Ancient DNA fragments found in the ice sheet came from more than 135 different species, according to The New York Times. DNA fragments taken from the environment are known as environmental DNA or eDNA and are often used to monitor the presence and abundance of species in modern ecosystems. Danish scientists used the ancient fragments to do the same, analyzing DNA to determine what species were in the 2.4 million year old ecosystem.
See “Is global warming harming megafauna?”
Researchers have found DNA from traditional inhabitants of the Arctic such as reindeer, lemmings and Arctic hares. But to their surprise, they also found modern species that no longer exist in Greenland, and extinct species that wouldn’t normally be associated with the region.
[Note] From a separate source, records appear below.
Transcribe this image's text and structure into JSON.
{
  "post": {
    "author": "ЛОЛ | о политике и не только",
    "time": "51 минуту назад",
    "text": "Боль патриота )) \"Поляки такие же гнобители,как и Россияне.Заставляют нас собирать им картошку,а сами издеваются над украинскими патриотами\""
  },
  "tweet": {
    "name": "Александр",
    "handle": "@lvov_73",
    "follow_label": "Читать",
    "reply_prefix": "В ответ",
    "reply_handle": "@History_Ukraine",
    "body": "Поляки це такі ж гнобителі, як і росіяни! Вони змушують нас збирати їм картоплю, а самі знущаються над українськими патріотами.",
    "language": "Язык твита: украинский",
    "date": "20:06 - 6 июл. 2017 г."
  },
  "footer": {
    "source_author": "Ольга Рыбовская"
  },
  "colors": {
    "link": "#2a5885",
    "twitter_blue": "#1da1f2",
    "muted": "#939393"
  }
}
Among the modern species detected were poplars and birches as well as horseshoe crabs, none of which still live this far north. “No one would have predicted an ecosystem like this,” said Eske Willerslev, a paleogeneticist at the University of Cambridge who led the study. Science. “It is an ecosystem without analog at present.”
One of the most surprising discoveries is the discovery of DNA from an undocumented branch of mastodons, Love Dalén, a paleogeneticist from Stockholm University who was not involved in the research, tells the Time. Previously, he says, the mastodon DNA found closest to the Greenland site was located much further south in Canada and was much younger at just 75,000 years old.
See “Mastodons in motion”
“It’s almost magical to be able to infer such a complete picture of an ancient ecosystem from tiny fragments of preserved DNA,” said Beth Shapiro, a paleogeneticist at the University of California, Santa Cruz, who has no participated in the research. Time.
The findings are further confirmation of the value of eDNA and the vast potential of ancient DNA to unlock new insights into the prehistoric world, Willerslev said. Science. MacPhee agrees, telling the magazine that it’s now “possible to see a future in which what we now call paleontology takes place in a molecular biology lab.”